Der Parlamentarische Staatssekretär, Dr. Max Stadler, wertet die Entscheidung des Bundesverfassungsgerichts als ,,Meilenstein für die verfassungsrechtliche Anerkennung der Regenbogenfamilien.“
Hintergrund:
Eingetragene Lebenspartner können seit Anfang 2005 das leibliche Kind ihres Partners nach dem Lebenspartnerschaftsgesetz adoptieren. Im Gegensatz zu Ehegatten ist es gleichgeschlechtlichen Paaren nicht erlaubt, gemeinsam ein fremdes Kind zu adoptieren. Sie haben auch nicht die Möglichkeit einer sogenannten Sukzessivadoption. Das heißt sie können ein bereits von ihrem Lebenspartner adoptiertes Kind nicht adoptieren, wodurch es zum gemeinsamen Kind beider Partner würde. Diese Form der Adoption ist nach bislang geltendem Recht ausschließlich Ehegatten vorbehalten.
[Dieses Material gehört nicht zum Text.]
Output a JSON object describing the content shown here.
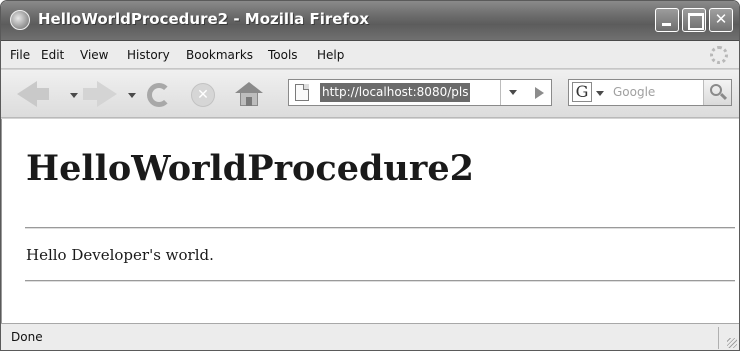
{
  "window": {
    "title": "HelloWorldProcedure2 - Mozilla Firefox"
  },
  "menubar": {
    "items": [
      {
        "label": "File"
      },
      {
        "label": "Edit"
      },
      {
        "label": "View"
      },
      {
        "label": "History"
      },
      {
        "label": "Bookmarks"
      },
      {
        "label": "Tools"
      },
      {
        "label": "Help"
      }
    ]
  },
  "toolbar": {
    "url": "http://localhost:8080/pls",
    "search_engine_icon": "G",
    "search_placeholder": "Google",
    "icons": [
      "back-icon",
      "forward-icon",
      "reload-icon",
      "stop-icon",
      "home-icon",
      "page-icon",
      "go-icon",
      "search-icon"
    ]
  },
  "page": {
    "heading": "HelloWorldProcedure2",
    "message": "Hello Developer's world."
  },
  "status": {
    "text": "Done"
  }
}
Eine repräsentative Studie des Bundesjustizministeriums zur Lebenssituation von Kindern in Regenbogenfamilien – Familien, bei denen Kinder bei gleichgeschlechtlichen Partnern leben – belegt, dass sich Kinder und Jugendliche aus Lebenspartnerschaften in ihrer Beziehung zu den Eltern nur wenig von Kindern in anderen Familienformen unterscheiden und mindestens ebenso gut entwickeln.